Having met several times with an experienced and successful political consulting group when I considered entering the NC-D primary for the US Senate, elections are won and lost in the living rooms of high probability voters through TV messaging. And buying primetime is expensive (they spoke in terms of shows like Oprah and Wheel of Fortune). Just as in military operations, those who control the air win the war. With the Supreme Court ruling allowing unlimited corporate contributions, it has opened the door for a small number of the wealthy and corporate America to markedly control the outcome of our elections. The ‘voice’ of the singular wealthy and corporate ‘citizen’ has become much louder than the voice of the average citizen. Take for example the case of a Wall Street hedge fund operator in NYC and a business owner in the Washington DC area pumping hundreds of thousand of dollars (through and entity called Concerned Taxpayers of America) into attack adds against a Democratic incumbent in Oregon (Rep. DeFazio) (ref). Or the revelation that a small circle of exceptionally wealthy Wall Street hedge fund and private equity moguls, who were ‘bitterly opposed’ to Democratic proposals to increase taxes on compensation that hedge funds pay their partners, provided substantial funding for GPS Crossroads that worked in conjunction with other special interests in supporting Republican political campaigns around the country (ref).
A system now exists where a limited number of special interests, driven by greed and their own interest, can stack the deck in our elections to their own benefit without regard to the public. The same special interests that contribute to political campaigns. I believe it important that the attendance by Supreme Court justices Thomas and Scalia at a bi-annual closed-door Koch brother meeting be investigated. It is not unusual for political figures to attend conferences. However, the meeting they attended was billed as a forum ‘to review strategies for combating the multitude of public policies that threaten to destroy America as we know it’ (ref). If our Supreme Court justices attended strategy sessions that would raise ethical questions as to whether they should have recused themselves from the Citizens United vote that opened the door for the Koch brothers and other special interests to heavily contribute to political campaigns.
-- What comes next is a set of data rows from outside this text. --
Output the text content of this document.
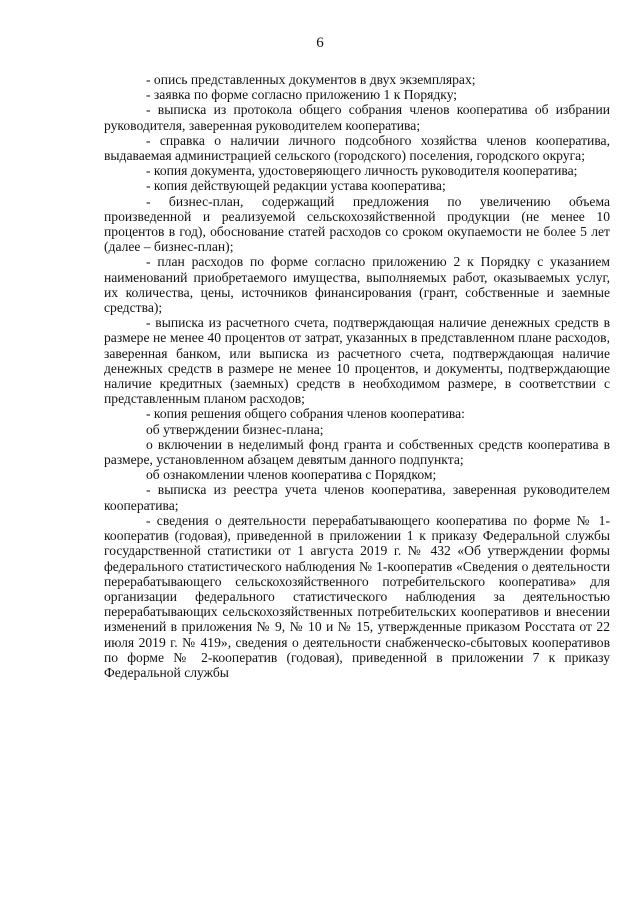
6

- опись представленных документов в двух экземплярах;

- заявка по форме согласно приложению 1 к Порядку;

- выписка из протокола общего собрания членов кооператива об избрании руководителя, заверенная руководителем кооператива;

- справка о наличии личного подсобного хозяйства членов кооператива, выдаваемая администрацией сельского (городского) поселения, городского округа;

- копия документа, удостоверяющего личность руководителя кооператива;

- копия действующей редакции устава кооператива;

- бизнес-план, содержащий предложения по увеличению объема произведенной и реализуемой сельскохозяйственной продукции (не менее 10 процентов в год), обоснование статей расходов со сроком окупаемости не более 5 лет (далее – бизнес-план);

- план расходов по форме согласно приложению 2 к Порядку с указанием наименований приобретаемого имущества, выполняемых работ, оказываемых услуг, их количества, цены, источников финансирования (грант, собственные и заемные средства);

- выписка из расчетного счета, подтверждающая наличие денежных средств в размере не менее 40 процентов от затрат, указанных в представленном плане расходов, заверенная банком, или выписка из расчетного счета, подтверждающая наличие денежных средств в размере не менее 10 процентов, и документы, подтверждающие наличие кредитных (заемных) средств в необходимом размере, в соответствии с представленным планом расходов;

- копия решения общего собрания членов кооператива:

об утверждении бизнес-плана;

о включении в неделимый фонд гранта и собственных средств кооператива в размере, установленном абзацем девятым данного подпункта;

об ознакомлении членов кооператива с Порядком;

- выписка из реестра учета членов кооператива, заверенная руководителем кооператива;

- сведения о деятельности перерабатывающего кооператива по форме № 1-кооператив (годовая), приведенной в приложении 1 к приказу Федеральной службы государственной статистики от 1 августа 2019 г. № 432 «Об утверждении формы федерального статистического наблюдения № 1-кооператив «Сведения о деятельности перерабатывающего сельскохозяйственного потребительского кооператива» для организации федерального статистического наблюдения за деятельностью перерабатывающих сельскохозяйственных потребительских кооперативов и внесении изменений в приложения № 9, № 10 и № 15, утвержденные приказом Росстата от 22 июля 2019 г. № 419», сведения о деятельности снабженческо-сбытовых кооперативов по форме № 2-кооператив (годовая), приведенной в приложении 7 к приказу Федеральной службы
Common Cause has sent a letter to Attorney General Eric Holder requesting that DOJ investigate the matter (ref).
First, with our country involved in global investment, and with no control over where the wealthy and corporations deploy their capital, it can be strongly argued that targeted investment by the government into private sector jobs creation is a much more reliable way of stimulating our economy than tax cuts to the wealthiest during this current recovery. I believe tax payers would support the use of taxpayer dollars to support jobs creation at home rather than borrowing to support job creation abroad. Regarding free-market purists, our government has been supporting and creating private sector jobs for decades in the defense industries. Why not in alternative energy, as but one example, if our dependence on foreign oil has been considered a national security issue (ref).
Second, the tenacious defense of tax cut policy by the Republican Party, a policy that has failed both in theory and hard outcomes, must be questioned from the perspective of political self-interest versus the health of our economy, job creation at home, and the well-being of our citizenry.